Ela seria aplicada como forma de amenizar as dificuldades da colocação de certos papéis do Tesouro Nacional, porque a isenção existente hoje faz esses instrumentos competirem com a colocação da dívida pública e exige que o governo pague uma remuneração maior em suas emissões como forma de compensação.
A ideia defendida no nível técnico é que o fim das isenções valha para todos os papeis – o que incluiria, por exemplo, LCIs, LCAs, CRIs, CRAs, debêntures incentivadas e Fiagros. Uma fonte afirma que defende a implantação da medida para “ontem”, embora reconheça que o timing político é sempre delicado.
A visão tem amplo respaldo na equipe econômica. Diferentes integrantes defendem que a volta dessa discussão é apenas uma questão de tempo. O JOTA antecipou em 25 de junho que o governo quer retomar o debate sobre os títulos caso o presidente Lula (PT) seja reeleito.
Ainda não está decidido qual imposto seria aplicado, se Imposto de Renda (IR) ou Imposto sobre Operações Financeiras (IOF). Dependendo do modelo adotado, a medida só poderia valer no exercício seguinte – o que gera mais interesse por uma proposta ainda em 2026.

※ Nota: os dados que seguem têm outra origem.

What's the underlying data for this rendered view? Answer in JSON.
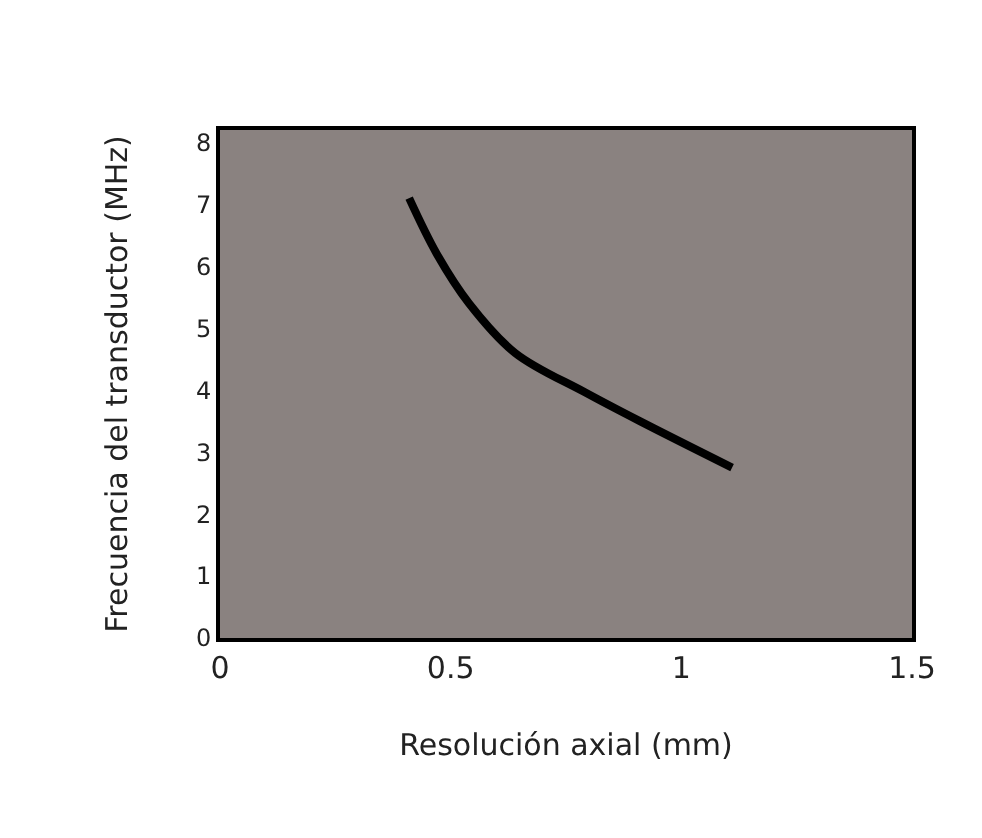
{
  "chart_data": {
    "type": "line",
    "xlabel": "Resolución axial (mm)",
    "ylabel": "Frecuencia del transductor (MHz)",
    "x": [
      0.41,
      0.47,
      0.54,
      0.64,
      0.79,
      0.91,
      1.11
    ],
    "series": [
      {
        "color": "#000000",
        "values": [
          7.1,
          6.2,
          5.4,
          4.6,
          3.97,
          3.5,
          2.75
        ]
      }
    ],
    "xlim": [
      0,
      1.5
    ],
    "xticks": [
      0,
      0.5,
      1,
      1.5
    ],
    "ylim": [
      0,
      8.2
    ],
    "yticks": [
      0,
      1,
      2,
      3,
      4,
      5,
      6,
      7,
      8
    ],
    "grid": false,
    "marker": "none",
    "line_style": "solid"
  }
}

Por um lado, o IOF teria aplicação mais rápida por poder ser aplicado por decreto e ainda não exigiria nem noventena nem anterioridade anual (ou seja, poderia ser aplicada até no próprio exercício).
Mas os técnicos defendem que o ideal seria o caminho do Imposto de Renda, pela padronização com outros tipos de aplicação. Essa opção demandaria a anterioridade anual (ou seja, o tributo só poderia ser cobrado no ano seguinte ao da vigência da norma).
Para não causar problemas muito fortes no começo da iniciativa, não está descartado um período de transição para a nova cobrança. De forma que não seja gerada uma cobrança repentina e cheia – que, no caso de outras aplicações, é de 15% a 22,5% (dependendo do tempo de aplicação). Não é descartada, de forma específica, uma “escadinha” de alíquotas como forma de “phase-out” (eliminação gradual) do modelo atual.
É reforçado no discurso interno que uma eventual proposta precisaria vir acompanhada de um processo de transição suave – evitando uma cobrança repentina sobre quem hoje não paga nada. Por isso, também é aventada a possibilidade de não haver cobrança em 2027 e que se comece a fazer em 2028.
Não está descartada totalmente também a possibilidade de ser cobrada uma alíquota sobre investimentos já em andamento, embora os próprios envolvidos ressaltem que a última tentativa do governo foi pela tributação apenas de novas aplicações.
Vale lembrar que o modelo ainda está em discussão e não há um desenho fechado. Mesmo assim, as ideias atualizam o status do debate na área técnica do governo.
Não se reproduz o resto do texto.